Senin, 03 Februari 2014

Kambing Hitam Bernama "Inovasi"


Sungguh kasihan makhluk bernama inovasi. Ia sesungguhnya telah ada dan dilakukan semenjak adanya manusia, namun jarang ada manusia yang menyadari keberadaannya. Bagaimana manusia menciptakan api dengan membenturkan dua batu untuk menciptakan cipratan api, atau dengan memfokuskan sinar matahari dengan menggunakan kaca cekung, atau menciptakan korek api, atau menciptakan kompor gas, adalah rangkaian inovasi dalam kehidupan sehari. Juga perkembangan tradisi tulis dari menulis di dinding-dinding gua, menulis di daun lontar, menulis di prasasti, dan menulis di kertas, adalah inovasi besar dalam peradaban manusia. Namun karena sering tidak disadari bahwa itu adalah inovasi, maka inovasi menjadi sesuatu yang “ada namun tiada”.  

Padahal, kesadaran tentang inovasi (innovation awareness) dan kesadaran untuk berinovasi (consciousness to innovate) ini menurut saya adalah hal yang penting. Kesadaran bahwa inovasi bisa (untuk tidak mengatakan mudah) dilakukan dan terbukti memberi manfaat positif, akan mendorong manusia untuk melakukan inovasi dengan sengaja (intentional innovation) secara berkelanjutan. Selama ini inovasi seolah-olah adalah sebuah kebetulan semata, atau sekedar hidayah Allah kepada hamba-Nya atas dasar rasa belas kasihan-Nya yang tidak terbatas. Inovasi adalah hak – bahkan kewajiban – umat manusia untuk terus meningkatkan harkat dan martabat kemanusiannya. Kesadaran seperti inilah yang harus dibangkitkan.  

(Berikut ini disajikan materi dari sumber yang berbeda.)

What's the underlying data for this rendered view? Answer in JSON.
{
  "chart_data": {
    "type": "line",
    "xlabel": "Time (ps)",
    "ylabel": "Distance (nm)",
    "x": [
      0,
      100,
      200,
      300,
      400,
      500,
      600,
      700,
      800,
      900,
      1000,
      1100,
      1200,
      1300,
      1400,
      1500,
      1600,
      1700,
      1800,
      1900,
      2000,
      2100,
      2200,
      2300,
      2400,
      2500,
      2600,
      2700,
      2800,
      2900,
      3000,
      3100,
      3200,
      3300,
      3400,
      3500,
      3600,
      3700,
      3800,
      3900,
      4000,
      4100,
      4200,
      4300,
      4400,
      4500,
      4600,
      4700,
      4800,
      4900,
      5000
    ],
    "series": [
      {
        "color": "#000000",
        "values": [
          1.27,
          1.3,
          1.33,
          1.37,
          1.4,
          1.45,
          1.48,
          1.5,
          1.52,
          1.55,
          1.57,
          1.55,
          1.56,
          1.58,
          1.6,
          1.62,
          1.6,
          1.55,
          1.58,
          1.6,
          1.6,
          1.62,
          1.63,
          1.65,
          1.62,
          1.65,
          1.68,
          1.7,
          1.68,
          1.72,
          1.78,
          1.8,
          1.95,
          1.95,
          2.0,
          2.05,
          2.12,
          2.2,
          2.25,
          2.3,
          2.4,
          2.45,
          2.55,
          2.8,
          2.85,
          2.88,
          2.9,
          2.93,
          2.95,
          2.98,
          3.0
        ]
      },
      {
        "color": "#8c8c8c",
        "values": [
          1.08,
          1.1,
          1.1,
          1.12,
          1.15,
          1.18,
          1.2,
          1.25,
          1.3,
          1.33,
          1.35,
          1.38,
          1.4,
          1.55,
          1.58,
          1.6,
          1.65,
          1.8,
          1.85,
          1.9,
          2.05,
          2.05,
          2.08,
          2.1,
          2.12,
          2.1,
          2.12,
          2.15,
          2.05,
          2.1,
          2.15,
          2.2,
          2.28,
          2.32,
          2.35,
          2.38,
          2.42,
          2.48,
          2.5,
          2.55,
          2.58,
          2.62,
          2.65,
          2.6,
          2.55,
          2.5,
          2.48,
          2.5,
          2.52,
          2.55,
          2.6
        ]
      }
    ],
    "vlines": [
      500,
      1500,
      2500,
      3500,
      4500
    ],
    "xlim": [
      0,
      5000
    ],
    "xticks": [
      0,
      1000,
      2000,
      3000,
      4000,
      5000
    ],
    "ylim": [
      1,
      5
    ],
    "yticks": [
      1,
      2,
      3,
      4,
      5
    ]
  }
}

Ketika kesadaran tentang inovasi dan kesadaran untuk berinovasi belum tumbuh, mustahil untuk menjadikan inovasi sebagai sebuah disiplin ilmu lengkap dengan pranata (sistem dan mekanisme) pengelolaannya. Proses mengelola inovasi (managing innovation) hanya mungkin terjadi dalam lingkungan yang sudah menyadari arti pentingnya inovasi.  

Selain belum adanya kesadaran tentang inovasi, harus diakui pula bahwa selama ini banyak salah paham tentang inovasi. Tokoh sekelas Wakil Menteri yang Profesor Doktor-pun sempat melontarkan pendapat bahwa inovasi adalah sebuah terobosan diluar kerangka aturan atau sesuatu yang melanggar hukum (breaking the rule). Inovasi lantas menjadi sesuatu yang dicintai sekaligus dibenci. Kata orang Sunda, geuleuh tapi deudeuh. Dimana-mana inovasi dibicarakan, diapresiasi, dan didorong, namun pada saat yang sama muncul desakan untuk melindungi nasib pejabat yang melakukan inovasi. Inovasi terkesan sebagai sebuah kreativitas yang berisiko hukum. Beberapa kasus seolah mengkonfirmasi premis seperti ini. Bupati Sragen, Untung Wiyono, misalnya, adalah sosok yang memiliki inovasi besar dengan menciptakan One Stop Service (OSS) namun terjerat dugaan tindak pidana korupsi. Demikian pula Bupati Jembrana, I Gusti Winasa yang mampu berinovasi dengan menciptakan struktur perangkat daerah yang ramping dan efisien sehingga mampu memanfaatkan APBD yang kecil untuk pelayanan gratis bidang kesehatan dan pendidikan, namun akhirnya juga terjerat dugaan kasus korupsi. Banyak lagi para Kepala Daerah atau pejabat publik yang tersangkut kasus korupsi kemudian mengkambinghitamkan inovasi sebagai faktor penyebabnya. Maka, muncullah kesan banyak orang yang membenarkan bahwa inovasi identik dengan pelanggaran aturan.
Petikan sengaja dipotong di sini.